Weather January 9, 2019 6:24 PM

@all
Send me a laptop and I will give these free

  • 7-zip,yeah probably
  • Apache Kafka
  • Apache Tomcat,in wine
  • Digital Signature Services (DSS)
  • Drupal
  • Filezilla
  • FLUX TL
  • GNU C Library (glibc),don’t do linux
  • KeePass,lot of paths proable,
  • Notepad++probable
  • PHP Symfony,don’t do linux,
  • PuTTY,lot of user input, pproable
  • VLC Media Player,difently
  • WSO2

Good January 9, 2019 8:19 PM

@Hamfish I’m not sure why closed source is less prone to game playing with the bounties than open source… Making something harder for everyone to openly see doesn’t necessarily make it any harder to do… in fact, maybe the opposite, maybe it’s easier to pull off something nefarious when there’s less open review. For example, I’m pretty sure the Dilbert cartoon @Totty posted was depecting closed source developers working in a big corporation.

@Tatütata I agree with @Ezequiel. The common thread here in this list is open source windows desktop software, plus a few obvious (to non-admins) infrastructure items. I would therefore conclude that the list was not made by nor really aimed at protecting Linux professionals (like you seem to be, since you are familiar with all those command line tools). It is a bit odd for such people to think that whatever GUI utility they use the most must be “Critical” though (as if life would grind to a halt without it, when there are dozens of common replacements out there)…
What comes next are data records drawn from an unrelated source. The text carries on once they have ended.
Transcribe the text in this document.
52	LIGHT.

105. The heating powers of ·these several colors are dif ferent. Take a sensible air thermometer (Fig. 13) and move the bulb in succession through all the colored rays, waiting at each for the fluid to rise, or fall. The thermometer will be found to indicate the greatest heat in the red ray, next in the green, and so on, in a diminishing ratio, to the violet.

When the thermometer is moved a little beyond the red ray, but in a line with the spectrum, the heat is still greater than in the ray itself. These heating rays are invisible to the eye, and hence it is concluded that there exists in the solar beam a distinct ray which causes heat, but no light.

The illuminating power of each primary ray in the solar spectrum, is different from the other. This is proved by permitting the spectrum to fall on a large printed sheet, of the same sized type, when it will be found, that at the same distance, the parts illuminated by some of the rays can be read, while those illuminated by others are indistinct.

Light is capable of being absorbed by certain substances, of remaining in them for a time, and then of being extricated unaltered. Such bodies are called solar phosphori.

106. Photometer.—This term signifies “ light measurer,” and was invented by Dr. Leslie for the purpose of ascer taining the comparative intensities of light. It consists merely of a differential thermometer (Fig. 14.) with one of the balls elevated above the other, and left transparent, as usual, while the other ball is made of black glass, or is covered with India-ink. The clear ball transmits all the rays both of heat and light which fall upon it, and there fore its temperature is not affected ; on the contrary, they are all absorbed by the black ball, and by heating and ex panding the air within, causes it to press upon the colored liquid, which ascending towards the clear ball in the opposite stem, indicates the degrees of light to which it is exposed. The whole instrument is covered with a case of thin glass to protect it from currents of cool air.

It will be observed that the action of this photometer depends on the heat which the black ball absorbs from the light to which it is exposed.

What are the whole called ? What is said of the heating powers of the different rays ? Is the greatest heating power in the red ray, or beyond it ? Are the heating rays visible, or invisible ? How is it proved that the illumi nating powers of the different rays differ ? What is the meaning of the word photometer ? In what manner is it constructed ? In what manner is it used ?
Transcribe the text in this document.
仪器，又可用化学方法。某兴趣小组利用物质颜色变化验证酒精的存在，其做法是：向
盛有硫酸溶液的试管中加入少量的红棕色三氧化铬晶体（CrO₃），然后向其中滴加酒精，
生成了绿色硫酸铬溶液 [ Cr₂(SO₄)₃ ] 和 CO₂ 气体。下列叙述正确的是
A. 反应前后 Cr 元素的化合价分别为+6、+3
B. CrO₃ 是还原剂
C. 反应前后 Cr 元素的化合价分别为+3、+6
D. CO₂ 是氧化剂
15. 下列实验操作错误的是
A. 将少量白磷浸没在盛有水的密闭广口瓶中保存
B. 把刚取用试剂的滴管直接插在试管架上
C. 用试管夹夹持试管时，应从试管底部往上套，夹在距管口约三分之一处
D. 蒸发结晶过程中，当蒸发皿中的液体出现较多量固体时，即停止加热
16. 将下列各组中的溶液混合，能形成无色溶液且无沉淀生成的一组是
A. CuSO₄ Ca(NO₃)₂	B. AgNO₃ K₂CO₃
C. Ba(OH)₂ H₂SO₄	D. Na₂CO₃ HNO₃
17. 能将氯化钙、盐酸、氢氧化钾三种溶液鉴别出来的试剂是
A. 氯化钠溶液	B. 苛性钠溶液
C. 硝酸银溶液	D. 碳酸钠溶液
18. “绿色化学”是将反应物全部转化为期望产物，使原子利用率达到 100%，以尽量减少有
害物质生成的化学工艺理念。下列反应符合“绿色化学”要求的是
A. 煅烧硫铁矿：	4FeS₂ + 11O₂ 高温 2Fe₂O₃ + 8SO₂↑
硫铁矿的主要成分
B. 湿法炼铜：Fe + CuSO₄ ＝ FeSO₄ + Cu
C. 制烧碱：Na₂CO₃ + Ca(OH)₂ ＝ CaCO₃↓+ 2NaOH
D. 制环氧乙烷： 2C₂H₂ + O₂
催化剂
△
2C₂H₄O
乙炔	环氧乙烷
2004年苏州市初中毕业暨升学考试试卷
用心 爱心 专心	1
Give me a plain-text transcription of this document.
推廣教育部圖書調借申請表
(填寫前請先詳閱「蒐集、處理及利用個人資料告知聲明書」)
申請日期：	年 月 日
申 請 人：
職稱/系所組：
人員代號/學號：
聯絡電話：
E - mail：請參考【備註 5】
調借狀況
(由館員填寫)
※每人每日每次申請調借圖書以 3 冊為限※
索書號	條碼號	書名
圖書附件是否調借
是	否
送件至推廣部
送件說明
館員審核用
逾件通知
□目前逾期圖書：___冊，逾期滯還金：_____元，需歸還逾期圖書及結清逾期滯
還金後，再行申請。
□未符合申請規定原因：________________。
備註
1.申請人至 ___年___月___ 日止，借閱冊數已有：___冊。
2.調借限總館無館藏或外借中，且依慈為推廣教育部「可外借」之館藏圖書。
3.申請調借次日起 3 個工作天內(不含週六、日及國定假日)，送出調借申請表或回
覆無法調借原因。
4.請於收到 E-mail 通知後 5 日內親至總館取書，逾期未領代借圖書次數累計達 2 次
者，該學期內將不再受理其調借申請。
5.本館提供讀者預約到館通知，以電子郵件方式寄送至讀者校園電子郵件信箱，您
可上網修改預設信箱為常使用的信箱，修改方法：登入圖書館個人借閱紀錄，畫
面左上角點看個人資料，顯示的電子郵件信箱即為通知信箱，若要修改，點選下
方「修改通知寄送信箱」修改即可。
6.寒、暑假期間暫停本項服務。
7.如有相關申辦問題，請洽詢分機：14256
Weather January 9, 2019 9:11 PM

Good
I grow up on Ida it can’t run the program, just read elf,2weeks-3months will give, you want to learn how it works, free, but you are going to hhave to ask question.
Yes Linux is 0x7c win 0x23 but Ida has a nice Gui

Gerard van Vooren January 10, 2019 2:35 AM

@ Tatütata,

“My personal peeve with FOSS is the often deficient documentation.”

True. But OpenBSD is a lot better documented than Linux. So there are alternatives.

About Notepad++, the problem is the large (I guess) usage of Microsoft cr*p that could have been used a lot better, including (again) the documentation.

But that all said, I like the idea. Let’s spend it.

bob mcbob January 16, 2019 2:29 PM

@RealFakeNews:

Take it from a European – the EU is far from socialist. Corrupt – definitely maybe.